Finalmente había que definir, delimitar y asignar las tierras parceladas, reconociendo los parcelamientos de hecho y las posesiones que sobre las tierras ejidales tenían sus miembros y posibles posesionarios. ¿Hasta dónde llegaba cada parcela, cuáles eran sus colindancias y quiénes sus colindantes? Conflictos por hectáreas, metros o centímetros heredados de generación en generación tenían que ser resueltos.

Como puede apreciarse, todos esos esfuerzos tenían por objeto brindar certeza jurídica a los ejidatarios y comuneros (de las comunidades indígenas) sobre sus tierras. Certeza sobre quiénes, sobre qué tierra y bajo qué destino -tierra para el asentamiento humano, tierras de uso común y tierra parcelada- tenían derechos de aprovechamiento, uso y usufructo.

Finalmente, como algo marginalmente adicional, y sólo hasta que la mayoría de las tierras del ejido hubiesen sido certificadas, la asamblea ejidal, bajo requisitos especiales de ley (convocatoria con más de 30 días, quórum y votación calificados, fedatario público y presencia de la Procuraduría Agraria) podía -y hago puntual y explícito énfasis en lo potestativo del verbo- autorizar que el ejidatario adquiriese el dominio pleno sobre sus tierras parceladas. No significa ello que adquiriera la propiedad privada en automático, sino que el ejidatario, cuando así lo determinase, podía acudir al Registro Agrario Nacional para, con base en el acuerdo de la asamblea sobre el dominio pleno, solicitar salir de la propiedad social y entrar al derecho común.

Sirva todo lo anterior para acreditar que la certificación de derechos agrarios no fue diseñada para privatizar la tierra parcelada. Llevar el parcelamiento a la privatización automática de la tierra ejidal, como lo pretendió Calderón en el ocaso de su sangriento sexenio y hoy algunos quieren revivir con motivo de la reforma del campo convocada por Peña Nieto, es desvirtuar la ley y la certificación de derechos sobre tierras ejidales.

Certificar derechos ejidales no conlleva forzosamente la privatización de las tierras certificadas.
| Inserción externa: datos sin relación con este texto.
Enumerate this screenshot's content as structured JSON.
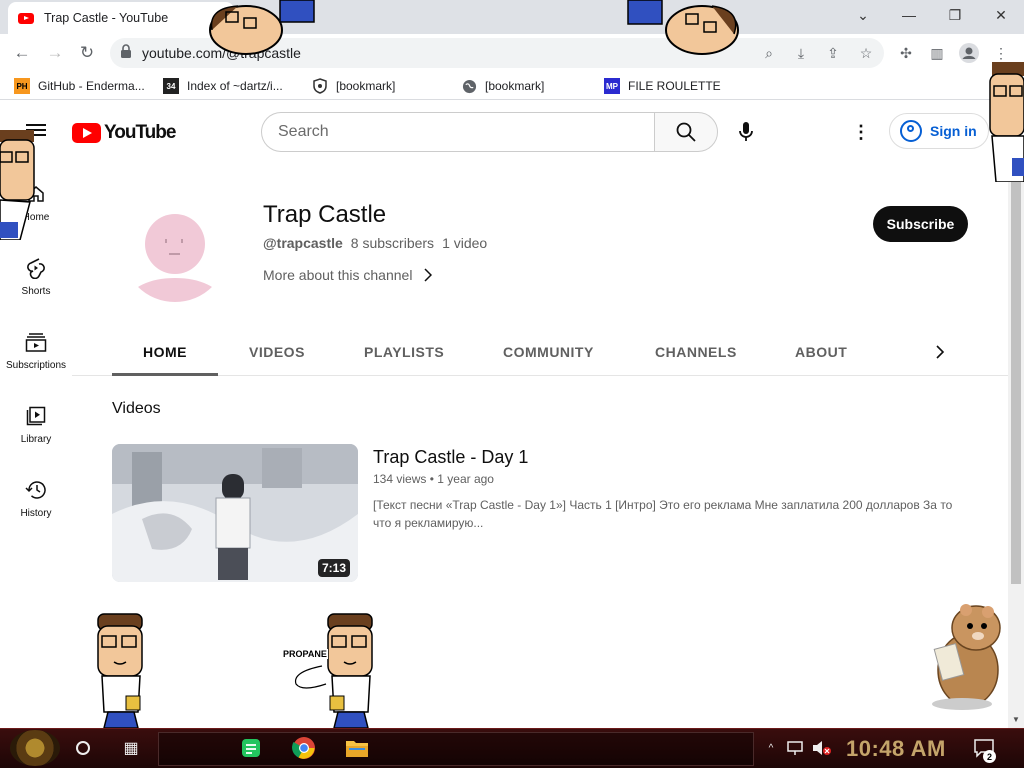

Habrá quienes sigan creyendo que privatizar es la solución al abandono gubernamental del campo mexicano. A nadie engañan; son los padres de dicho abandono, no sus salvadores. Y al igual que Jarque, que sólo tenía ojos para medir metros cuadrados,  carecen de capacidad para ver que la privatización de la tierra social sólo vendrá a agravar la vida, si es que así se le puede llamar, de millones de hermanos mexicanos que hemos dejado a la vera de la historia, queriendo convencer que son incapaces de producir, cuando somos nosotros, en tanto sociedad organizada en Estado, los que los hemos orillado a la improductividad por ausencia de políticas sociales que no sean asistencialistas y olvido de nuestra obligación histórica de justicia social.